I’m writing this the day after Christmas, 2017. Yesterday I reflected on this past year as we gave thanks, ate, and laughed together while donning our familiar Christmas Day customs.
Earlier in the morning, I found an audio recording that my late father made of Christmas Day, 1980. After I pressed play, I laughed right away when my father spoke right into the microphone and said, “Christmas 1980”, in a less than authentic sounding tone. What happened after that in our house was not quite authentic at first because we knew we were being recorded. He continued to announce what was happening, “Oh there goes the telephone!” By the time my sister, brother-in-law, and one year old niece arrived, we had completely forgotten about the recording and started acting like our normal selves.
While I listened to the clip, I mentally made note that YES, Christmas WAS as good as I remembered. The Christmas memories made with the Roberts reel to reel tape recorder (pictured above left) are priceless to me today.
While this blog is typically about learning, I’ll try to tie that in now. I am following Will Richardson and Bruce Dixon‘s Change School movement and listen to their Modern Learner’s podcast. Their latest episode deals with the vocabulary that we are using in education and how words we use DO matter. How ARE we narrating our story? Is it authentic? Do we give lip service to progressive ideas about learning but then go back to our old ideas when no one is hearing us anymore? Are we putting on a show for the recorder (social media)?

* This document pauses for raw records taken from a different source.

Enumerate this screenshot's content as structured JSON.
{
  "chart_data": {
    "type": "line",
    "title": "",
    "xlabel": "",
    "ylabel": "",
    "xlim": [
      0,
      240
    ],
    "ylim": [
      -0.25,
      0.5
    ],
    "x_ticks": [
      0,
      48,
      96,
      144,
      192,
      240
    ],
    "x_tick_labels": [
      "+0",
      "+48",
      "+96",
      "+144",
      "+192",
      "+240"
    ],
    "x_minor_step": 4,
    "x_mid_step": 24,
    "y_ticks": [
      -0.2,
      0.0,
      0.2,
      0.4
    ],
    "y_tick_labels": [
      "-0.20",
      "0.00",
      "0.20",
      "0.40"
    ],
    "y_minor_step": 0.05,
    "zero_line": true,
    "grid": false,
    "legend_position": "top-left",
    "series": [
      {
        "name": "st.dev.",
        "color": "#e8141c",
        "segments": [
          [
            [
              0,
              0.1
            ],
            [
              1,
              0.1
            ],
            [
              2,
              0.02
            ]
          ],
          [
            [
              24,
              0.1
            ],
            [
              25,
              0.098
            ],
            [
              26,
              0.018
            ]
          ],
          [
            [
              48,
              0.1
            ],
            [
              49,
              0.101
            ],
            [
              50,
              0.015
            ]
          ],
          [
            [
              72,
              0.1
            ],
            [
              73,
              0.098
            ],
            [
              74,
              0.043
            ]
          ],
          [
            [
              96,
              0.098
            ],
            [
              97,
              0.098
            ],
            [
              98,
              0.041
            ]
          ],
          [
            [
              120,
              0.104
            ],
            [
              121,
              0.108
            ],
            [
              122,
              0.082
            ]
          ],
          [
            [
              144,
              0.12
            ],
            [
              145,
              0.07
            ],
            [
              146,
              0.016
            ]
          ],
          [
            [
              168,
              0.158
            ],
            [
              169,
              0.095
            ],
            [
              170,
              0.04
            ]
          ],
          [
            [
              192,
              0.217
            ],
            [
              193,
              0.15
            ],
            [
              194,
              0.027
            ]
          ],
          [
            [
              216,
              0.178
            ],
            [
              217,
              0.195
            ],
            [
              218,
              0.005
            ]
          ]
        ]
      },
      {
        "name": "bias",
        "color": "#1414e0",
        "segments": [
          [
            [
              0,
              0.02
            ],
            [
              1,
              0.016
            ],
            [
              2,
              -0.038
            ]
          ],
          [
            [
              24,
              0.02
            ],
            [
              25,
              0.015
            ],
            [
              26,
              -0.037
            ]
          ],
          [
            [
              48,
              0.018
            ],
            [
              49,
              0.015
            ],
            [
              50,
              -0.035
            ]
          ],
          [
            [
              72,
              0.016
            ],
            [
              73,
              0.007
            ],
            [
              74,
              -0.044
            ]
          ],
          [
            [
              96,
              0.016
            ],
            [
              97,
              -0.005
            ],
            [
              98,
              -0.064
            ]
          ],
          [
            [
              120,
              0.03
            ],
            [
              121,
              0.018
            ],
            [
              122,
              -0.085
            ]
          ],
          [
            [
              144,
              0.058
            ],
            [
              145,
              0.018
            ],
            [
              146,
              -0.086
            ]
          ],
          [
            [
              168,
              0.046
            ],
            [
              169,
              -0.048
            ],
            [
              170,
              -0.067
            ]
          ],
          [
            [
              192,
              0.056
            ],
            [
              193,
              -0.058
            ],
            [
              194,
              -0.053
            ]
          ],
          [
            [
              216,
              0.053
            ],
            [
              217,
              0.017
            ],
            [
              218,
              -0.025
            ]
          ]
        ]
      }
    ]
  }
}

Are we encouraging student choice, voice and agency? Or are we “covering the curriculum” instead of encouraging conditions by which students WANT to think critically about solving problems in our world? Granted, it’s hard to work against a system stacked squarely against what educators think is best for kids but actions speak louder than words.
Change cannot happen overnight, but I’d rather everyone at the table be real about what is really happening in our schools. While we yearn for students to exhibit higher order thinking skills and agency in their own learning, we all need to stop creating a false narrative that students will “obtain 21st Century skills” while perpetuating a school system that has largely stayed the same for over 100 years.
As stated on the Change.School website, “Long-term, relevant, sustainable change requires you to thoroughly reimagine what schools are and what they must become, not just tinker on the edges.” Change is hard. It can be done but it cannot be done ALONE. We all need to collaborate and be on the same page to make it happen. Will you join me?What will you do to take the first step? I’ll be pondering this over the next few days in time to make some New Years resolutions.